According to Peter Chin-Hong, MD, professor of medicine and director of the University of California’s transplant infectious disease program, poverty is what fuels this illegal organ trade. In agreement with this, Voluntary Health Association reports that about 2000 Indians sell a kidney every year, with donors paid about $6,000 to harvest their kidneys.

Although reports estimate that transplant tourism comprises only 10% of all transplants performed worldwide, Chin-Hong believes this figure might just be an underestimate, as several of these illegal activities are underground and underreported.

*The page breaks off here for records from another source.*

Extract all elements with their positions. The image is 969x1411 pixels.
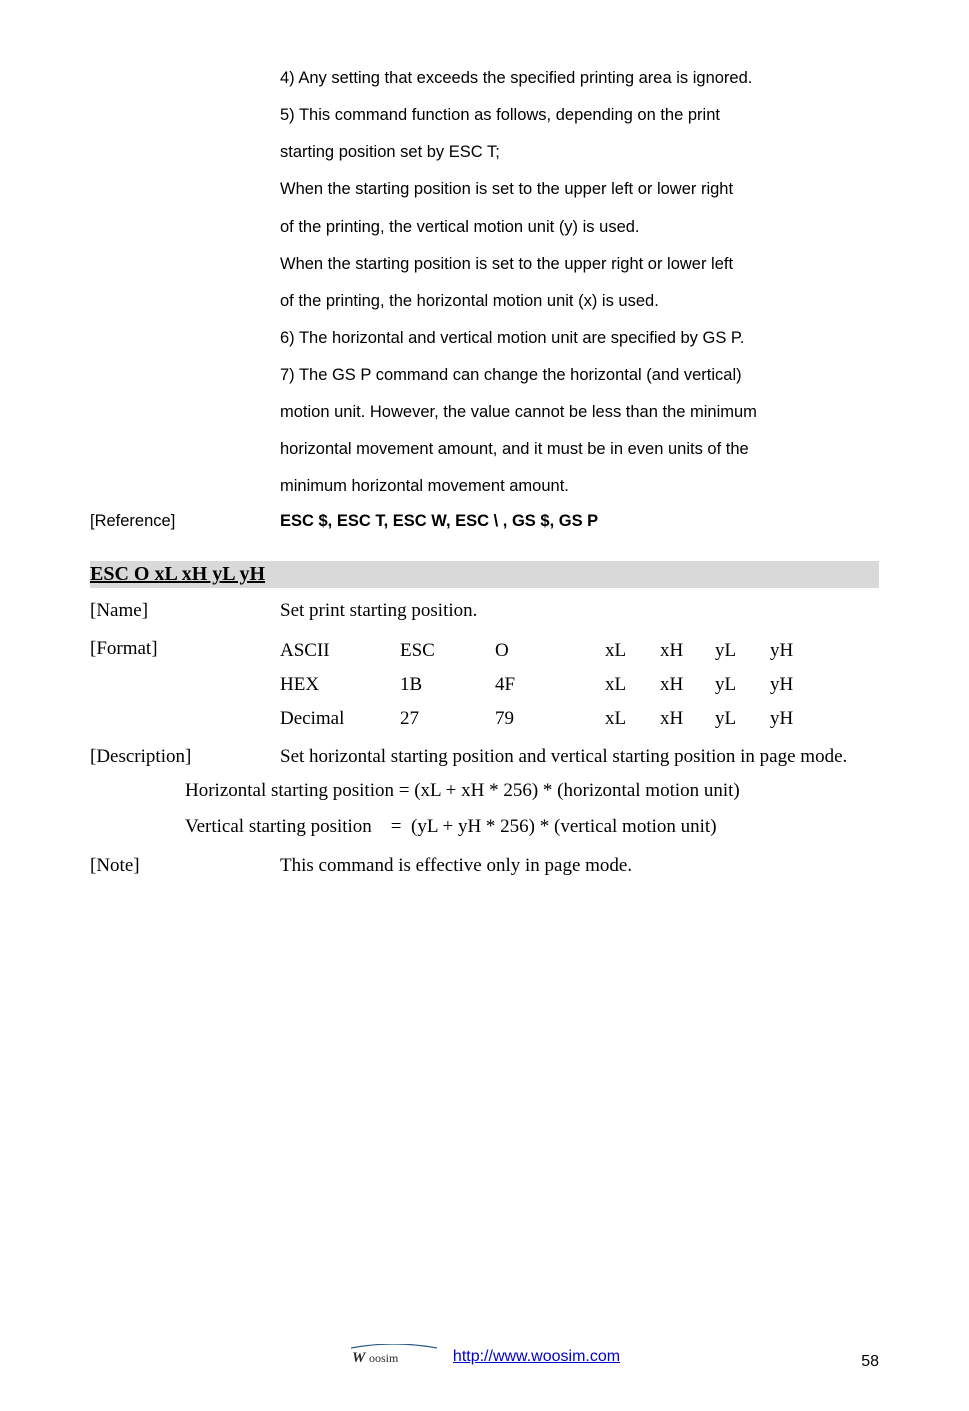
cell: 4F — [495, 668, 605, 702]
line: When the starting position is set to the… — [280, 246, 879, 283]
cell: xL — [605, 634, 660, 668]
cell: xH — [660, 668, 715, 702]
cell: ESC — [400, 634, 495, 668]
note-label: [Note] — [90, 851, 280, 881]
equation-line: Vertical starting position = (yL + yH * … — [185, 809, 879, 845]
note-row: [Note] This command is effective only in… — [90, 851, 879, 881]
cell: xH — [660, 634, 715, 668]
cell: 79 — [495, 702, 605, 736]
format-label: [Format] — [90, 634, 280, 737]
table-row: Decimal 27 79 xL xH yL yH — [280, 702, 879, 736]
reference-label: [Reference] — [90, 512, 280, 531]
table-row: ASCII ESC O xL xH yL yH — [280, 634, 879, 668]
cell: xL — [605, 668, 660, 702]
line: 6) The horizontal and vertical motion un… — [280, 320, 879, 357]
description-row: [Description] Set horizontal starting po… — [90, 742, 879, 772]
cell: Decimal — [280, 702, 400, 736]
table-row: HEX 1B 4F xL xH yL yH — [280, 668, 879, 702]
line: starting position set by ESC T; — [280, 134, 879, 171]
cell: yL — [715, 702, 770, 736]
name-row: [Name] Set print starting position. — [90, 596, 879, 626]
line: 7) The GS P command can change the horiz… — [280, 357, 879, 394]
format-table: ASCII ESC O xL xH yL yH HEX 1B 4F xL xH … — [280, 634, 879, 737]
cell: yH — [770, 634, 825, 668]
cell: xH — [660, 702, 715, 736]
cell: yL — [715, 668, 770, 702]
description-label: [Description] — [90, 742, 280, 772]
reference-row: [Reference] ESC $, ESC T, ESC W, ESC \ ,… — [90, 512, 879, 531]
cell: 1B — [400, 668, 495, 702]
line: of the printing, the horizontal motion u… — [280, 283, 879, 320]
name-value: Set print starting position. — [280, 596, 879, 626]
line: motion unit. However, the value cannot b… — [280, 394, 879, 431]
section-header: ESC O xL xH yL yH — [90, 561, 879, 588]
line: 5) This command function as follows, dep… — [280, 97, 879, 134]
cell: yL — [715, 634, 770, 668]
note-value: This command is effective only in page m… — [280, 851, 879, 881]
page-number: 58 — [861, 1353, 879, 1371]
top-text-block: 4) Any setting that exceeds the specifie… — [280, 60, 879, 506]
cell: 27 — [400, 702, 495, 736]
cell: O — [495, 634, 605, 668]
line: of the printing, the vertical motion uni… — [280, 209, 879, 246]
line: minimum horizontal movement amount. — [280, 468, 879, 505]
line: When the starting position is set to the… — [280, 171, 879, 208]
description-value: Set horizontal starting position and ver… — [280, 742, 879, 772]
format-row: [Format] ASCII ESC O xL xH yL yH HEX 1B … — [90, 634, 879, 737]
cell: xL — [605, 702, 660, 736]
cell: ASCII — [280, 634, 400, 668]
name-label: [Name] — [90, 596, 280, 626]
line: horizontal movement amount, and it must … — [280, 431, 879, 468]
page: 4) Any setting that exceeds the specifie… — [0, 0, 969, 1411]
line: 4) Any setting that exceeds the specifie… — [280, 60, 879, 97]
footer-link[interactable]: http://www.woosim.com — [453, 1348, 620, 1365]
logo: W oosim — [349, 1344, 439, 1371]
footer: W oosim http://www.woosim.com — [0, 1344, 969, 1371]
cell: yH — [770, 668, 825, 702]
cell: HEX — [280, 668, 400, 702]
svg-text:W: W — [352, 1350, 367, 1366]
svg-text:oosim: oosim — [369, 1351, 399, 1365]
cell: yH — [770, 702, 825, 736]
reference-value: ESC $, ESC T, ESC W, ESC \ , GS $, GS P — [280, 512, 598, 531]
equation-line: Horizontal starting position = (xL + xH … — [185, 773, 879, 809]
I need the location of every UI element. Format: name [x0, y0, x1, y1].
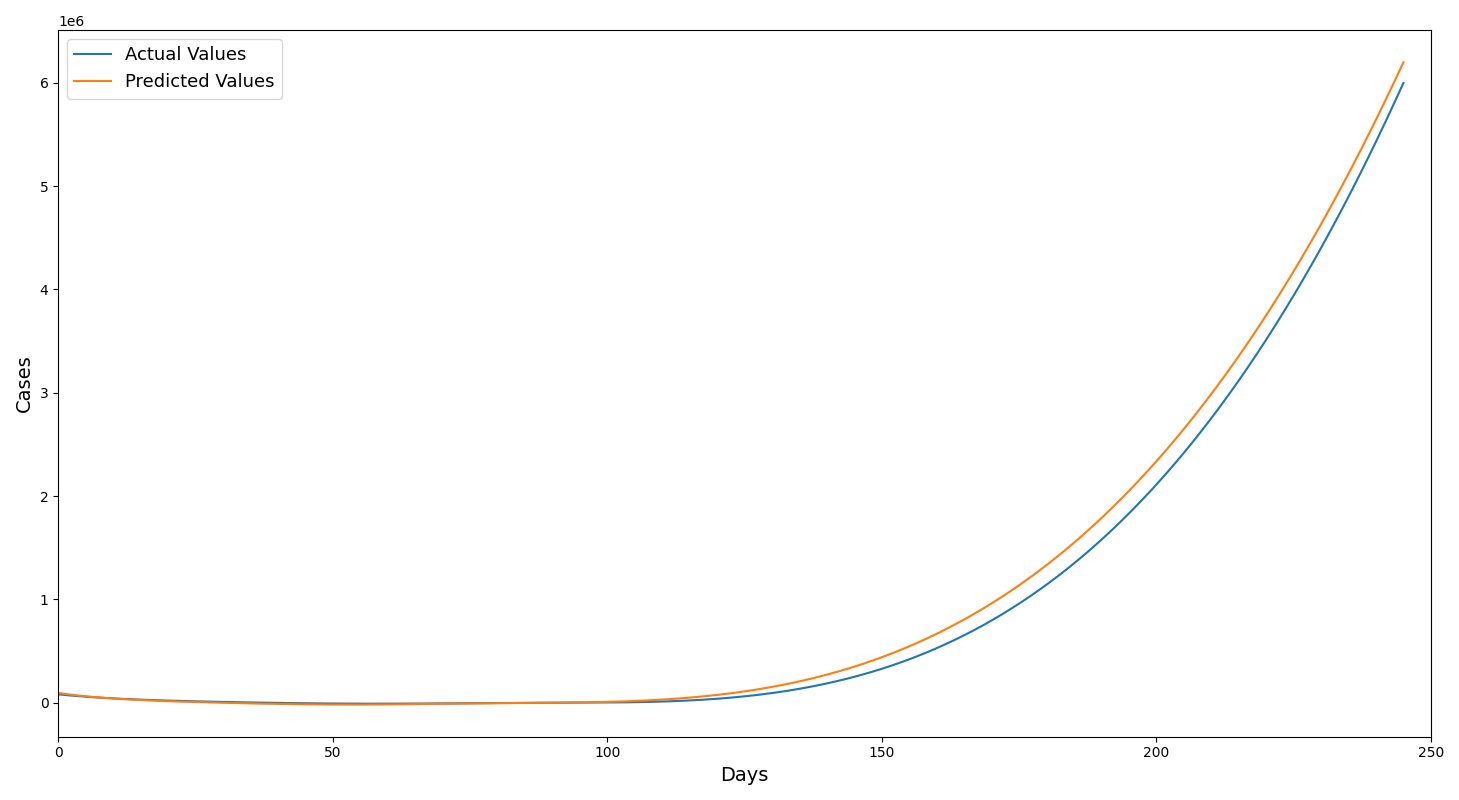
Line: Actual Values: Actual Values	[58, 83, 1404, 704]
Predicted Values	[1395, 58, 1412, 67]
Actual Values	[643, 697, 661, 706]
Actual Values	[50, 690, 67, 699]
Predicted Values	[343, 700, 360, 710]
Predicted Values	[1100, 506, 1118, 516]
Legend: Actual Values, Predicted Values: Actual Values, Predicted Values	[67, 39, 282, 98]
Predicted Values	[975, 604, 992, 614]
Predicted Values	[643, 695, 661, 705]
Line: Predicted Values: Predicted Values	[58, 62, 1404, 705]
Actual Values	[975, 620, 992, 630]
Actual Values	[368, 699, 385, 709]
Predicted Values	[1123, 482, 1141, 492]
Actual Values	[1395, 78, 1412, 88]
Predicted Values	[50, 688, 67, 698]
Predicted Values	[595, 697, 613, 706]
Actual Values	[1100, 529, 1118, 538]
Y-axis label: Cases: Cases	[15, 354, 34, 412]
Actual Values	[595, 698, 613, 707]
Predicted Values	[187, 698, 204, 707]
Actual Values	[1123, 505, 1141, 514]
X-axis label: Days: Days	[721, 766, 769, 785]
Actual Values	[187, 697, 204, 706]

Risks of Transplant Tourism

This illegal commercialization of organs comes with one of many problems – an increased risk of diseases and deaths from the transplanted organs. Unlike what is obtainable in the United States, most of the harvested organs do not pass through the standard screening procedures before transplant is performed and, in other cases, the procedure is performed in terribly nonsterile conditions.

This exposes the recipient to several, often fatal, infectious diseases including tuberculosis, HIV/AIDS, hepatitis, cytomegalovirus (CMV) infection, and other blood-borne infections. Some studies have shown that the risk of these diseases in commercial transplantation could be as high as 7.1% for hepatitis B, 4.1% for HIV, and 30% for CMV, much higher than in traditional transplantation. However, these risks may just be underestimated, as most organ recipients do not report their transplant tourism.

Even worse are the potential risks to these organ donors. Less empirical research has been done for the paid or coerced donors from whom these organs are harvested. Some of the harvesting procedures may be performed under aseptic conditions, increasing the risk of severe surgical infections and complications. In addition to this, coerced donors run the risk of developing severe psychological problems and disabilities.

The Way Out

The international organ trade thrives on the growing demand for organ transplantation, as well as the lack of and discrepancies in regulations and policies guiding organ transplant between countries. This global inequity has to be addressed with appropriate policies and ethical guidelines that respect and protect human dignity.

Countries must also address the problem of organ shortage by exploiting ethically acceptable sources of donor organs and developing appropriate organ donation programs across the world. The Transplantation Society also urges that ethical organizations must review studies and journals that report data on organ transplants, rejecting those that do not adhere to ethical practices on organ transplant.

Furthermore, health practitioners should continue to educate patients and citizens about the dangers of transplant tourism and emphasize the need for standard practices regarding screening and procedural settings for an organ transplant.

Bottom Line

In what has been aptly described by Chin-Hong as “the shadow world of medicine,” transplant tourism poses great health and ethical burden, with attendant risks of severe infectious diseases and the dehumanizing nature of the act. The need, therefore, arises for healthcare providers, health organizations, and governments to take this seriously, establishing policies to avert transplant tourism and creating programs to address organ shortage.